Title insurance is one of the many hidden costs when purchasing a property. The title must be insured and policy regulations are managed at the state level. Title insurance is a requirement for most property requirements. The title insurance must be purchased at the same time the transaction is conducted. Here is an overview of title insurance and how it works.
What is title insurance?
Title insurance protects the owner and lender from financial loss. The real property can come with a range of defects that may be discovered well after the property was purchased. The coverage is considered to be a form of an indemnity policy. The coverage protects the mortgage loan and the property owner’s rights to the real property. The policy expires when the home is officially paid off.
Why do you need title insurance?
A person can buy a property and conduct business as the owner of the property. Years after purchasing the property, it may be discovered that the title was defective. As a result, the property owner can be subject to lawsuits and claims. With a policy in place, the title rights cannot be challenged, which could subject the owner to financial losses. Once the title is thoroughly examined, the chain of the title may be found to have liens, easements, encumbrances and outstanding property taxes. Financial compensation is awarded to the policy holder if there are any new defects discovered when researching a title of a property. Should the asset be devalued as a result of a claim made against the property, the owner receives compensation because the defect is covered.
Title insurance features
Title insurance comes with a range of protections. It offers protections if the owner has interest in the title. If there are liens or easements, the property’s title is also protected under such a policy. Any defects discovered at a later time are covered as part of the policy. Any claims stemming from fraudulent incidents such as duress, fraud, forgery or impersonation are also covered under the policy. Violations including permitting and zoning challenges are also protected.
• Compensation for tax and creditor liens
• Legal and litigation costs
• Title search
• Losses associated with improper property transfers
When do you need title insurance?
You are required to purchase a new policy in most real property transactions. If you are refinancing a mortgage, you may be instructed to take out a new title insurance policy. The lender is protected for whatever is owed at the time the real property is refinanced. If buying a new property, you will be required to purchase coverage by the lender.
Are there different types of title insurance?
There are two different types of title insurance policies. There are lender and owner policies. Both provide protections for potential claims and financial losses should an issue arise later after the purchase of the property.
The owner’s version of title insurance protects the property owner if there are any losses or damages. If the property has a lien on it, the policy protects the owner. If it is discovered that the property is not accessible, then the owner is compensated. If the property is found to be owned by someone else, the policy will be used to cover any future losses. The policy covers every form of potential loss that could be suffered by the property owner that isn’t named as an exception. The title coverage also protects the owner’s right to sell the property. It also guarantees access to the land.

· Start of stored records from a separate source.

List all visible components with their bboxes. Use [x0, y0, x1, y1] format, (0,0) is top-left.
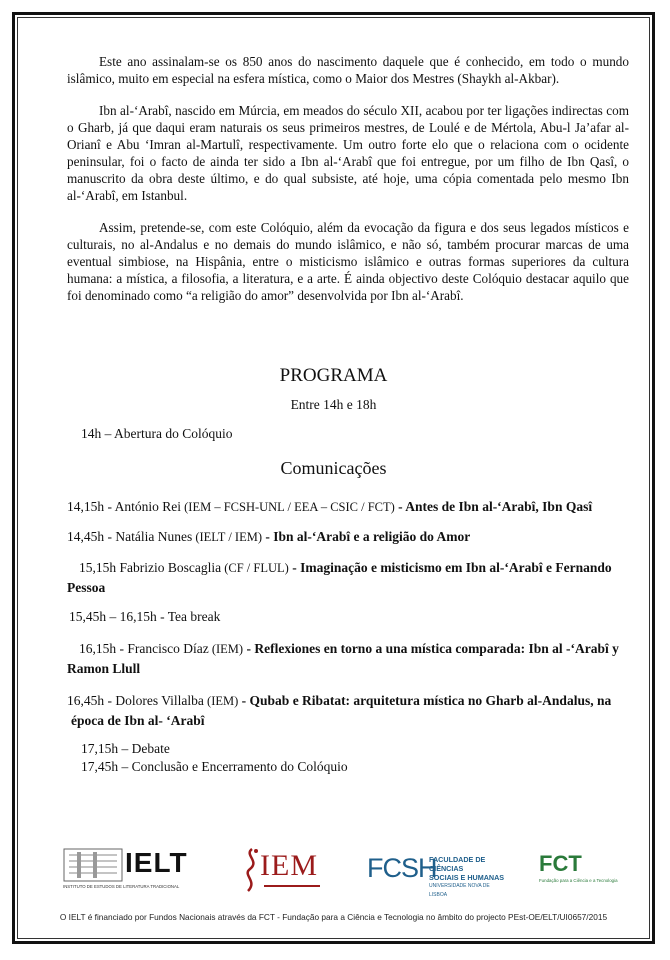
poster-page — [12, 12, 655, 944]
tea-break-item: 15,45h – 16,15h - Tea break — [69, 609, 221, 624]
opening-item: 14h – Abertura do Colóquio — [81, 426, 233, 441]
fct-wordmark: FCT — [539, 851, 582, 876]
logos-row — [15, 845, 652, 905]
schedule-hours: Entre 14h e 18h — [290, 397, 377, 412]
talk-time-speaker: 14,15h - António Rei — [67, 499, 181, 514]
talk-affiliation: (IELT / IEM) — [192, 530, 263, 544]
ielt-logo — [63, 845, 205, 889]
talk-item — [67, 527, 629, 547]
talk-affiliation: (IEM) — [208, 642, 244, 656]
talk-title: - Imaginação e misticismo em Ibn al-‘Arabî e Fernando Pessoa — [67, 560, 612, 595]
programa-heading: PROGRAMA — [279, 365, 388, 386]
ielt-wordmark: IELT — [125, 847, 188, 878]
fcsh-subtitle — [429, 855, 509, 900]
talk-item — [67, 497, 629, 517]
iem-wordmark: IEM — [260, 849, 318, 882]
fct-logo — [539, 851, 625, 891]
iem-logo — [240, 845, 322, 897]
talk-item — [67, 691, 633, 730]
ielt-subtitle: INSTITUTO DE ESTUDOS DE LITERATURA TRADICIONAL — [63, 884, 180, 889]
intro-text — [67, 53, 629, 319]
intro-paragraph-3: Assim, pretende-se, com este Colóquio, além da evocação da figura e dos seus legados místicos e culturais, no al-Andalus e no demais do mundo islâmico, e não só, também procurar marcas de uma eventual simbiose, na Hispânia, entre o misticismo islâmico e outras formas superiores da cultura humana: a mística, a filosofia, a literatura, e a arte. É ainda objectivo deste Colóquio destacar aquilo que foi denominado como “a religião do amor” desenvolvida por Ibn al-‘Arabî. — [67, 220, 629, 303]
talk-title: - Qubab e Ribatat: arquitetura mística no Gharb al-Andalus, na época de Ibn al- ‘Arabî — [71, 693, 612, 728]
talk-title: - Antes de Ibn al-‘Arabî, Ibn Qasî — [394, 499, 593, 514]
fcsh-logo — [367, 849, 507, 898]
comunicacoes-heading: Comunicações — [280, 458, 387, 478]
talk-time-speaker: 15,15h Fabrizio Boscaglia — [79, 560, 222, 575]
fcsh-wordmark: FCSH — [367, 853, 437, 883]
ielt-emblem-icon — [63, 847, 123, 885]
fct-subtitle: Fundação para a Ciência e a Tecnologia — [539, 878, 618, 883]
intro-paragraph-2: Ibn al-‘Arabî, nascido em Múrcia, em meados do século XII, acabou por ter ligações indirectas com o Gharb, já que daqui eram naturais os seus primeiros mestres, de Loulé e de Mértola, Abu-l Ja’afar al-Orianî e Abu ‘Imran al-Martulî, respectivamente. Um outro forte elo que o relaciona com o ocidente peninsular, foi o facto de ainda ter sido a Ibn al-‘Arabî que foi entregue, por um filho de Ibn Qasî, o manuscrito da obra deste último, e do qual subsiste, até hoje, uma cópia comentada pelo mesmo Ibn al-‘Arabî, em Istanbul. — [67, 103, 629, 203]
funding-footer: O IELT é financiado por Fundos Nacionais através da FCT - Fundação para a Ciência e Tecnologia no âmbito do projecto PEst-OE/ELT/UI0657/2015 — [59, 912, 608, 922]
closing-item: 17,45h – Conclusão e Encerramento do Colóquio — [81, 759, 348, 774]
talk-affiliation: (IEM – FCSH-UNL / EEA – CSIC / FCT) — [181, 500, 395, 514]
intro-paragraph-1: Este ano assinalam-se os 850 anos do nascimento daquele que é conhecido, em todo o mundo islâmico, muito em especial na esfera mística, como o Maior dos Mestres (Shaykh al-Akbar). — [67, 54, 629, 86]
talk-affiliation: (CF / FLUL) — [221, 561, 289, 575]
debate-item: 17,15h – Debate — [81, 741, 170, 756]
talk-time-speaker: 16,45h - Dolores Villalba — [67, 693, 204, 708]
talk-item — [67, 558, 629, 597]
talk-time-speaker: 14,45h - Natália Nunes — [67, 529, 193, 544]
fcsh-sub-line-2: SOCIAIS E HUMANAS — [429, 873, 505, 882]
talk-affiliation: (IEM) — [203, 694, 239, 708]
talk-title: - Ibn al-‘Arabî e a religião do Amor — [262, 529, 471, 544]
talk-time-speaker: 16,15h - Francisco Díaz — [79, 641, 209, 656]
fcsh-sub-line-1: FACULDADE DE CIÊNCIAS — [429, 855, 486, 873]
iem-underline — [264, 885, 320, 887]
talk-title: - Reflexiones en torno a una mística comparada: Ibn al -‘Arabî y Ramon Llull — [67, 641, 619, 676]
fcsh-sub-line-3: UNIVERSIDADE NOVA DE LISBOA — [429, 883, 490, 898]
talk-item — [67, 639, 629, 678]
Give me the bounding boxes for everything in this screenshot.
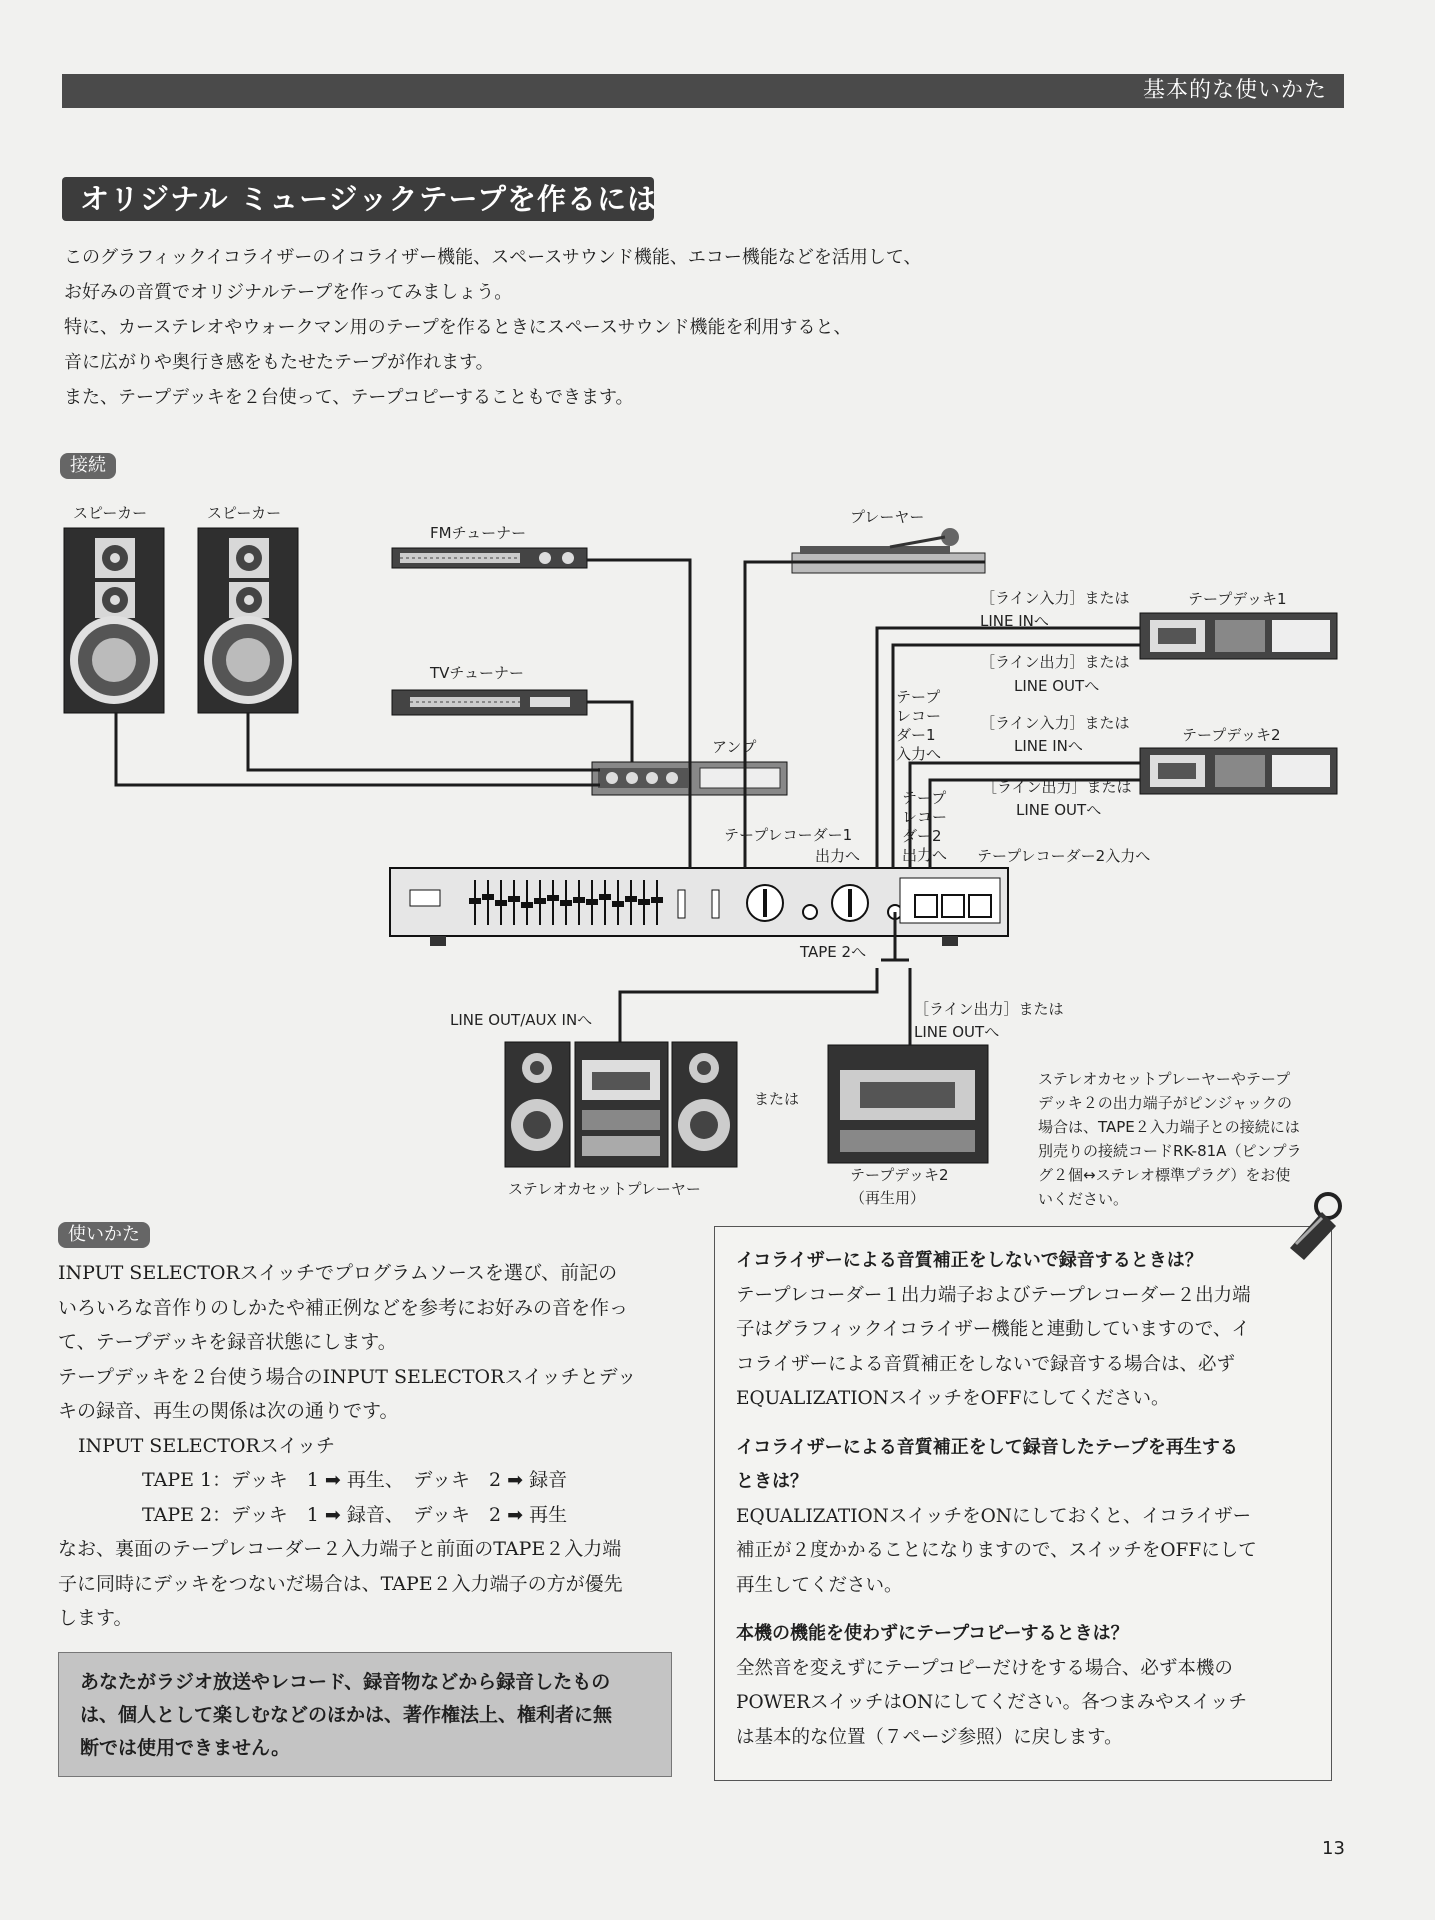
side-note-line: いください。 <box>1038 1190 1129 1208</box>
label-line-out-1: ［ライン出力］または <box>980 653 1130 671</box>
speaker-right <box>198 528 298 713</box>
tape2-row <box>58 1498 678 1533</box>
label-rec1-in: 入力へ <box>896 745 942 763</box>
notes-content <box>736 1244 1320 1755</box>
fm-tuner <box>392 548 587 568</box>
label-rec1-out: テープレコーダー1 <box>724 826 853 844</box>
arrow-right-icon: ➡ <box>507 1503 530 1526</box>
label-deck-playback: テープデッキ2 <box>850 1166 949 1184</box>
copyright-line: あなたがラジオ放送やレコード、録音物などから録音したもの <box>80 1671 611 1693</box>
usage-tag: 使いかた <box>58 1222 150 1248</box>
record-player <box>792 528 985 573</box>
label-amp: アンプ <box>712 738 757 756</box>
label-line-out-3: LINE OUTへ <box>914 1023 1000 1041</box>
tape-deck-2 <box>1140 748 1337 794</box>
label-line-out-2: ［ライン出力］または <box>982 778 1132 796</box>
copyright-line: は、個人として楽しむなどのほかは、著作権法上、権利者に無 <box>80 1704 613 1726</box>
label-line-out-2: LINE OUTへ <box>1016 801 1102 819</box>
graphic-equalizer <box>390 868 1008 946</box>
tape2-a: 録音、 デッキ 2 <box>346 1503 502 1526</box>
intro-text <box>64 240 1064 415</box>
usage-line: て、テープデッキを録音状態にします。 <box>58 1331 397 1353</box>
side-note-line: 場合は、TAPE２入力端子との接続には <box>1038 1118 1300 1136</box>
label-rec1-in: ダー1 <box>896 726 936 744</box>
note-line: EQUALIZATIONスイッチをONにしておくと、イコライザー <box>736 1505 1252 1527</box>
label-tv-tuner: TVチューナー <box>430 664 524 682</box>
speaker-left <box>64 528 164 713</box>
tape1-row <box>58 1463 678 1498</box>
label-rec1-in: レコー <box>896 707 942 725</box>
usage-line: します。 <box>58 1607 133 1629</box>
label-rec2-out: ダー2 <box>902 827 942 845</box>
usage-line: 子に同時にデッキをつないだ場合は、TAPE２入力端子の方が優先 <box>58 1572 623 1595</box>
label-deck-playback: （再生用） <box>850 1189 926 1207</box>
note-line: 補正が２度かかることになりますので、スイッチをOFFにして <box>736 1540 1257 1561</box>
note-question: イコライザーによる音質補正をして録音したテープを再生する <box>736 1436 1238 1458</box>
note-question: 本機の機能を使わずにテープコピーするときは？ <box>736 1623 1129 1644</box>
note-line: 子はグラフィックイコライザー機能と連動していますので、イ <box>736 1319 1250 1340</box>
label-deck1: テープデッキ1 <box>1188 590 1287 608</box>
label-line-in-2: LINE INへ <box>1014 737 1083 755</box>
side-note-line: グ２個↔ステレオ標準プラグ）をお使 <box>1038 1166 1291 1184</box>
label-or: または <box>754 1090 800 1108</box>
label-line-in-2: ［ライン入力］または <box>980 714 1130 732</box>
label-line-in-1: LINE INへ <box>980 612 1049 630</box>
note-question: ときは？ <box>736 1471 808 1492</box>
arrow-right-icon: ➡ <box>507 1469 530 1491</box>
selector-label: INPUT SELECTORスイッチ <box>78 1434 336 1457</box>
copyright-line: 断では使用できません。 <box>80 1737 291 1759</box>
side-note-line: ステレオカセットプレーヤーやテープ <box>1038 1070 1291 1088</box>
label-line-out-1: LINE OUTへ <box>1014 677 1100 695</box>
label-line-in-1: ［ライン入力］または <box>980 589 1130 607</box>
note-line: POWERスイッチはONにしてください。各つまみやスイッチ <box>736 1692 1247 1713</box>
tape1-a: 再生、 デッキ 2 <box>346 1469 502 1491</box>
note-line: コライザーによる音質補正をしないで録音する場合は、必ず <box>736 1353 1235 1375</box>
section-title: オリジナル ミュージックテープを作るには <box>80 182 658 216</box>
intro-line: 特に、カーステレオやウォークマン用のテープを作るときにスペースサウンド機能を利用すると、 <box>64 317 852 338</box>
page-number: 13 <box>1322 1838 1345 1859</box>
connection-diagram <box>0 440 1435 1220</box>
tape1-b: 録音 <box>529 1469 568 1491</box>
note-line: EQUALIZATIONスイッチをOFFにしてください。 <box>736 1388 1170 1409</box>
label-deck2: テープデッキ2 <box>1182 726 1281 744</box>
side-note-line: 別売りの接続コードRK-81A（ピンプラ <box>1038 1142 1302 1160</box>
tape-deck-1 <box>1140 613 1337 659</box>
usage-line: いろいろな音作りのしかたや補正例などを参考にお好みの音を作っ <box>58 1296 629 1319</box>
tape1-head: TAPE 1：デッキ 1 <box>142 1469 319 1491</box>
usage-line: テープデッキを２台使う場合のINPUT SELECTORスイッチとデッ <box>58 1365 637 1388</box>
label-player: プレーヤー <box>850 508 925 526</box>
label-rec2-in: テープレコーダー2入力へ <box>977 847 1151 865</box>
arrow-right-icon: ➡ <box>324 1469 347 1491</box>
header-title: 基本的な使いかた <box>1142 78 1327 103</box>
note-line: 全然音を変えずにテープコピーだけをする場合、必ず本機の <box>736 1657 1233 1679</box>
label-rec1-in: テープ <box>896 688 941 706</box>
usage-line: INPUT SELECTORスイッチでプログラムソースを選び、前記の <box>58 1262 618 1284</box>
label-rec2-out: 出力へ <box>902 846 948 864</box>
tape2-head: TAPE 2：デッキ 1 <box>142 1503 319 1526</box>
label-stereo-cassette: ステレオカセットプレーヤー <box>508 1180 701 1198</box>
connect-tag: 接続 <box>60 453 116 479</box>
stereo-cassette-player <box>505 1042 737 1167</box>
label-speaker-left: スピーカー <box>73 504 148 522</box>
usage-line: なお、裏面のテープレコーダー２入力端子と前面のTAPE２入力端 <box>58 1538 622 1560</box>
label-fm-tuner: FMチューナー <box>430 524 527 542</box>
tape2-b: 再生 <box>529 1503 568 1526</box>
note-line: 再生してください。 <box>736 1574 903 1596</box>
label-speaker-right: スピーカー <box>207 504 282 522</box>
note-line: は基本的な位置（７ページ参照）に戻します。 <box>736 1726 1123 1748</box>
intro-line: お好みの音質でオリジナルテープを作ってみましょう。 <box>64 282 513 303</box>
label-line-out-aux: LINE OUT/AUX INへ <box>450 1011 593 1029</box>
note-question: イコライザーによる音質補正をしないで録音するときは？ <box>736 1250 1203 1271</box>
label-rec2-out: レコー <box>902 808 948 826</box>
label-line-out-3: ［ライン出力］または <box>914 1000 1064 1018</box>
side-note-line: デッキ２の出力端子がピンジャックの <box>1038 1094 1293 1112</box>
tape-deck-playback <box>828 1045 988 1163</box>
tv-tuner <box>392 690 587 715</box>
intro-line: また、テープデッキを２台使って、テープコピーすることもできます。 <box>64 387 634 408</box>
intro-line: このグラフィックイコライザーのイコライザー機能、スペースサウンド機能、エコー機能などを活用して、 <box>64 247 922 268</box>
copyright-text <box>80 1666 660 1765</box>
usage-line: キの録音、再生の関係は次の通りです。 <box>58 1400 399 1422</box>
arrow-right-icon: ➡ <box>324 1503 347 1526</box>
usage-text <box>58 1256 678 1636</box>
label-tape2: TAPE 2へ <box>800 943 867 961</box>
note-line: テープレコーダー１出力端子およびテープレコーダー２出力端 <box>736 1284 1251 1306</box>
label-rec1-out: 出力へ <box>815 847 861 865</box>
intro-line: 音に広がりや奥行き感をもたせたテープが作れます。 <box>64 352 494 373</box>
label-rec2-out: テープ <box>902 789 947 807</box>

The lender policy is different in that is must be first approved by the American Land Title Association. Available exclusively to lenders, the policy covers the value of the mortgage. If there were any creditor liens against the property, the policy would cover any potential financial losses if the creditor’s interests superseded those of the lender. The policy also provides coverage for losses outlined in the owner’s policy. In the case of undisclosed second mortgages or any cases where the lender is exposed to financial risks, the lender is protected from any loss.
A title insurance policy can be taken out for an owner or a borrower. The policy remains in place until the mortgage is completely paid off. The terms change if the property is sold. If the property is ever sold, a new title insurance policy must be taken out.